Le glapissement d'un chacal fit lever la tête au grand nomade. Il l'écouta d'abord en silence, puis il fit entendre un rire léger.
—Nous voici dans le pays des chacals, dit-il. Nam et Gaw essaieront d'en abattre un.
Les compagnons tournaient vers lui des visages étonnés. Il reprit:
—Naoh veillera dans ce buisson… Le chacal est aussi rusé que le loup: jamais l'homme ne pourrait l'approcher. Mais il a toujours faim. Nam et Gaw poseront un morceau de chair et attendront à peu de distance. Le chacal viendra; il s'approchera et il s'éloignera. Puis il s'approchera et s'éloignera encore. Puis il tournera autour de vous et de la chair. Si vous ne bougez pas, si votre tête et vos mains sont comme de la pierre, après longtemps il se jettera sur la chair. Il viendra et sera déjà reparti. Votre sagaie doit être plus agile que lui.
Nam et Gaw partirent à la recherche des chacals. Ils ne sont pas difficiles à suivre; leur voix les dénonce: ils savent qu'aucun animal ne les recherche pour en faire sa proie. Les deux Oulhamr les rencontrèrent près d'un massif de térébinthes. Il y en avait quatre, acharnés sur des ossements dont ils avaient rongé toute la fibre. Ils ne s'enfuirent pas devant les hommes; ils dardaient sur eux des prunelles vigilantes; ils glapirent doucement, prêts à détaler dès qu'ils jugeraient les survenants trop proches.

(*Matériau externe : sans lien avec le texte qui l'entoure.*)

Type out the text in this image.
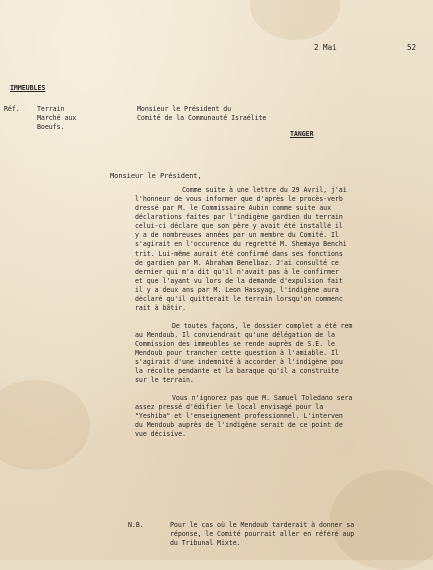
2 Mai	52
IMMEUBLES
Réf.	Terrain
Marché aux
Boeufs.
Monsieur le Président du
Comité de la Communauté Israélite
TANGER
Monsieur le Président,
Comme suite à une lettre du 29 Avril, j'ai
l'honneur de vous informer que d'après le procès-verb
dressé par M. le Commissaire Aubin comme suite aux
déclarations faites par l'indigène gardien du terrain
celui-ci déclare que son père y avait été installé il
y a de nombreuses années par un membre du Comité. Il
s'agirait en l'occurence du regretté M. Shemaya Benchi
trit. Lui-même aurait été confirmé dans ses fonctions
de gardien par M. Abraham Benelbaz. J'ai consulté ce
dernier qui m'a dit qu'il n'avait pas à le confirmer
et que l'ayant vu lors de la demande d'expulsion fait
il y a deux ans par M. Leon Hassyag, l'indigène aura
déclaré qu'il quitterait le terrain lorsqu'on commenc
rait à bâtir.
De toutes façons, le dossier complet a été rem
au Mendoub. Il conviendrait qu'une délégation de la
Commission des immeubles se rende auprès de S.E. le
Mendoub pour trancher cette question à l'amiable. Il
s'agirait d'une indemnité à accorder à l'indigène pou
la récolte pendante et la baraque qu'il a construite
sur le terrain.
Vous n'ignorez pas que M. Samuel Toledano sera
assez pressé d'édifier le local envisagé pour la
"Yeshiba" et l'enseignement professionnel. L'interven
du Mendoub auprès de l'indigène serait de ce point de
vue décisive.
N.B.	Pour le cas où le Mendoub tarderait à donner sa
réponse, le Comité pourrait aller en référé aup
du Tribunal Mixte.
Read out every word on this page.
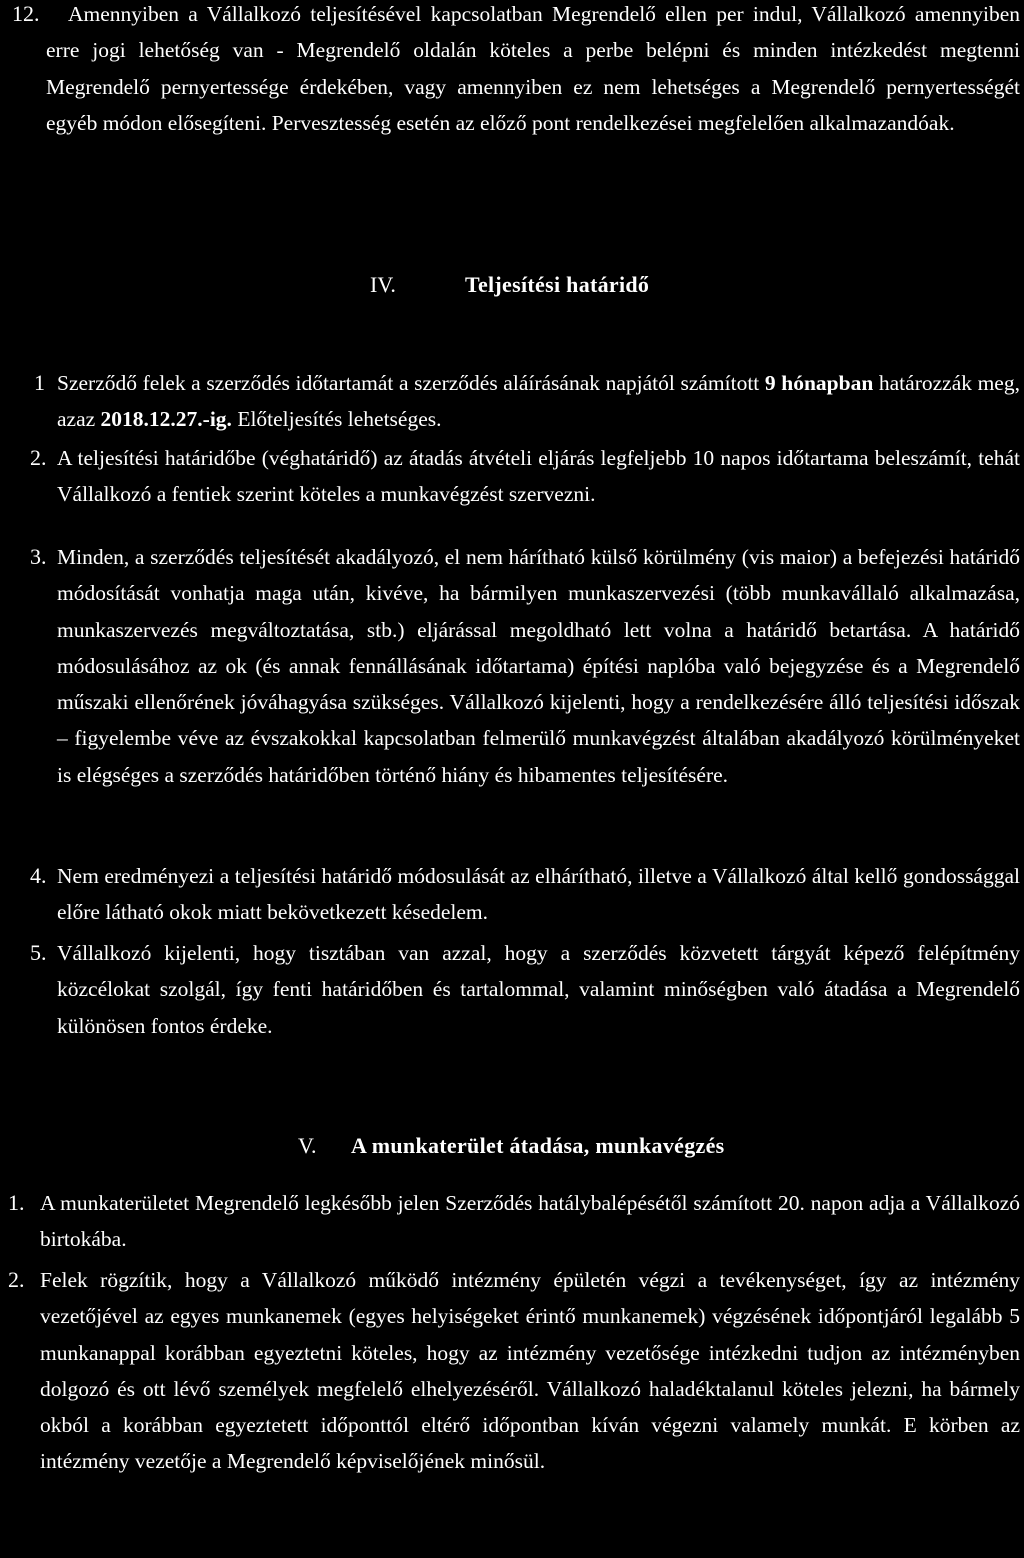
12.	Amennyiben a Vállalkozó teljesítésével kapcsolatban Megrendelő ellen per indul, Vállalkozó amennyiben erre jogi lehetőség van - Megrendelő oldalán köteles a perbe belépni és minden intézkedést megtenni Megrendelő pernyertessége érdekében, vagy amennyiben ez nem lehetséges a Megrendelő pernyertességét egyéb módon elősegíteni. Pervesztesség esetén az előző pont rendelkezései megfelelően alkalmazandóak.
IV.	Teljesítési határidő
1 Szerződő felek a szerződés időtartamát a szerződés aláírásának napjától számított 9 hónapban határozzák meg, azaz 2018.12.27.-ig. Előteljesítés lehetséges.
2. A teljesítési határidőbe (véghatáridő) az átadás átvételi eljárás legfeljebb 10 napos időtartama beleszámít, tehát Vállalkozó a fentiek szerint köteles a munkavégzést szervezni.
3. Minden, a szerződés teljesítését akadályozó, el nem hárítható külső körülmény (vis maior) a befejezési határidő módosítását vonhatja maga után, kivéve, ha bármilyen munkaszervezési (több munkavállaló alkalmazása, munkaszervezés megváltoztatása, stb.) eljárással megoldható lett volna a határidő betartása. A határidő módosulásához az ok (és annak fennállásának időtartama) építési naplóba való bejegyzése és a Megrendelő műszaki ellenőrének jóváhagyása szükséges. Vállalkozó kijelenti, hogy a rendelkezésére álló teljesítési időszak – figyelembe véve az évszakokkal kapcsolatban felmerülő munkavégzést általában akadályozó körülményeket is elégséges a szerződés határidőben történő hiány és hibamentes teljesítésére.
4. Nem eredményezi a teljesítési határidő módosulását az elhárítható, illetve a Vállalkozó által kellő gondossággal előre látható okok miatt bekövetkezett késedelem.
5. Vállalkozó kijelenti, hogy tisztában van azzal, hogy a szerződés közvetett tárgyát képező felépítmény közcélokat szolgál, így fenti határidőben és tartalommal, valamint minőségben való átadása a Megrendelő különösen fontos érdeke.
V. A munkaterület átadása, munkavégzés
1. A munkaterületet Megrendelő legkésőbb jelen Szerződés hatálybalépésétől számított 20. napon adja a Vállalkozó birtokába.
2. Felek rögzítik, hogy a Vállalkozó működő intézmény épületén végzi a tevékenységet, így az intézmény vezetőjével az egyes munkanemek (egyes helyiségeket érintő munkanemek) végzésének időpontjáról legalább 5 munkanappal korábban egyeztetni köteles, hogy az intézmény vezetősége intézkedni tudjon az intézményben dolgozó és ott lévő személyek megfelelő elhelyezéséről. Vállalkozó haladéktalanul köteles jelezni, ha bármely okból a korábban egyeztetett időponttól eltérő időpontban kíván végezni valamely munkát. E körben az intézmény vezetője a Megrendelő képviselőjének minősül.
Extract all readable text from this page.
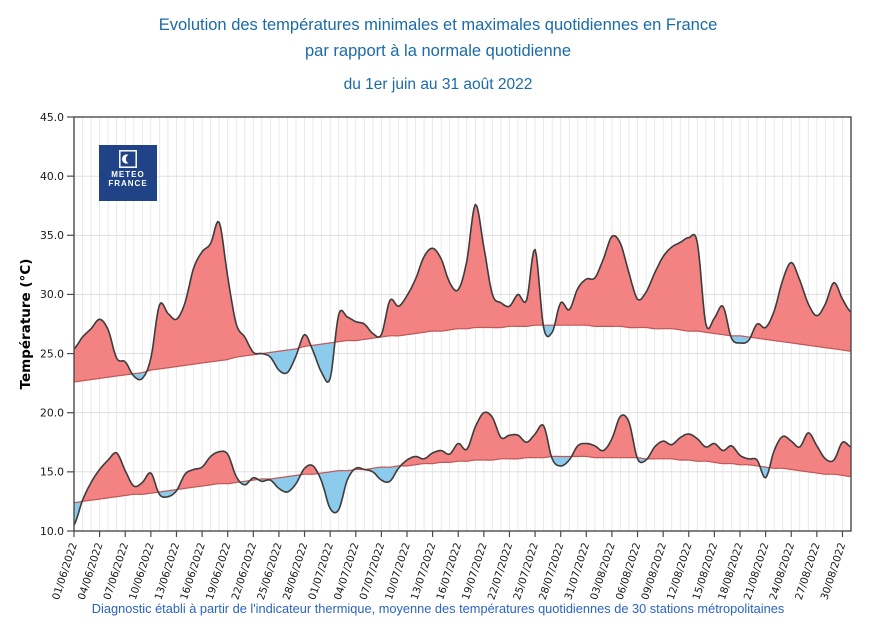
10.0
15.0
20.0
25.0
30.0
35.0
40.0
45.0
Température (°C)
01/06/2022
04/06/2022
07/06/2022
10/06/2022
13/06/2022
16/06/2022
19/06/2022
22/06/2022
25/06/2022
28/06/2022
01/07/2022
04/07/2022
07/07/2022
10/07/2022
13/07/2022
16/07/2022
19/07/2022
22/07/2022
25/07/2022
28/07/2022
31/07/2022
03/08/2022
06/08/2022
09/08/2022
12/08/2022
15/08/2022
18/08/2022
21/08/2022
24/08/2022
27/08/2022
30/08/2022
Evolution des températures minimales et maximales quotidiennes en France
par rapport à la normale quotidienne
du 1er juin au 31 août 2022
METEO
FRANCE
Diagnostic établi à partir de l'indicateur thermique, moyenne des températures quotidiennes de 30 stations métropolitaines
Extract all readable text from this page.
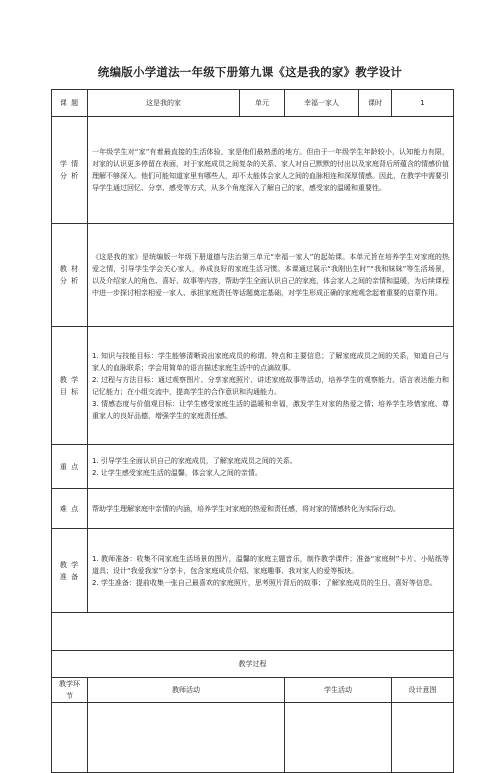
统编版小学道法一年级下册第九课《这是我的家》教学设计
课 题	这是我的家	单元	幸福一家人	课时	1

学 情
分 析	一年级学生对“家”有着最直接的生活体验，家是他们最熟悉的地方。但由于一年级学生年龄较小，认知能力有限，对家的认识更多停留在表面，对于家庭成员之间复杂的关系、家人对自己默默的付出以及家庭背后所蕴含的情感价值理解不够深入。他们可能知道家里有哪些人，却不太能体会家人之间的血脉相连和深厚情感。因此，在教学中需要引导学生通过回忆、分享、感受等方式，从多个角度深入了解自己的家，感受家的温暖和重要性。				

教 材
分 析	《这是我的家》是统编版一年级下册道德与法治第三单元“幸福一家人”的起始课。本单元旨在培养学生对家庭的热爱之情，引导学生学会关心家人，养成良好的家庭生活习惯。本课通过展示“我刚出生时”“我和妹妹”等生活场景，以及介绍家人的角色、喜好、故事等内容，帮助学生全面认识自己的家庭，体会家人之间的亲情和温暖，为后续课程中进一步探讨相亲相爱一家人、承担家庭责任等话题奠定基础，对学生形成正确的家庭观念起着重要的启蒙作用。				

教 学
目 标	1. 知识与技能目标：学生能够清晰说出家庭成员的称谓、特点和主要信息；了解家庭成员之间的关系，知道自己与家人的血脉联系；学会用简单的语言描述家庭生活中的点滴故事。
2. 过程与方法目标：通过观察图片、分享家庭照片、讲述家庭故事等活动，培养学生的观察能力、语言表达能力和记忆能力；在小组交流中，提高学生的合作意识和沟通能力。
3. 情感态度与价值观目标：让学生感受家庭生活的温暖和幸福，激发学生对家的热爱之情；培养学生珍惜家庭、尊重家人的良好品德，增强学生的家庭责任感。				

重 点	1. 引导学生全面认识自己的家庭成员，了解家庭成员之间的关系。
2. 让学生感受家庭生活的温馨，体会家人之间的亲情。				

难 点	帮助学生理解家庭中亲情的内涵，培养学生对家庭的热爱和责任感，将对家的情感转化为实际行动。				

教 学
准 备	1. 教师准备：收集不同家庭生活场景的图片，温馨的家庭主题音乐，制作教学课件；准备“家庭树”卡片、小贴纸等道具；设计“我爱我家”分享卡，包含家庭成员介绍、家庭趣事、我对家人的爱等板块。
2. 学生准备：提前收集一张自己最喜欢的家庭照片，思考照片背后的故事；了解家庭成员的生日、喜好等信息。				

教学过程					
教学环节	教师活动		学生活动		设计意图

Nam et Gaw firent comme avait dit Naoh. Ils mirent sur le sol un quartier de biche, et, s'étant éloignés, ils demeurèrent aussi immobiles que le tronc des térébinthes. Les chacals rôdaient à pas menus sur l'herbe. Leur crainte faiblissait au fumet de la chair. Quoiqu'ils eussent souvent rencontré la bête verticale, aucun n'en avait éprouvé les ruses: toutefois, la jugeant plus forte qu'eux, ils ne la suivaient qu'à distance, et parce que leur intelligence était fine, parce qu'ils savaient que le péril ne cesse jamais à la lumière ni dans les ténèbres, ils agissaient avec méfiance. Donc, ils rôdèrent longtemps auprès des Oulhamr, ils firent beaucoup de circuits, ils s'embusquèrent dans les massifs de térébinthes et en ressortirent, ils contournèrent souvent les corps immobiles. Le croissant rougit à l'Orient avant que leur doute et leur patience eussent pris fin.
Pourtant, leurs approches étaient plus hardies; ils venaient jusqu'à vingt coudées de l'appât; ils s'arrêtaient longuement avec des murmures. Enfin, leur convoitise s'exaspéra; ils se décidèrent, précipités tous ensemble, pour ne laisser aucun avantage les uns aux autres. Ce fut aussi rapide que l'avait dit Naoh. Mais les harpons furent encore plus rapides; ils percèrent le flanc de deux chacals tandis que les autres emportaient la proie; puis les haches brisèrent ce qui demeurait de vie aux bêtes blessées.
Lorsque Nam et Gaw ramenèrent les dépouilles, Naoh se mit à dire:
—Maintenant, nous pourrons tromper les Dévoreurs d'Hommes. Car l'odeur des chacals est beaucoup plus puissante que la nôtre.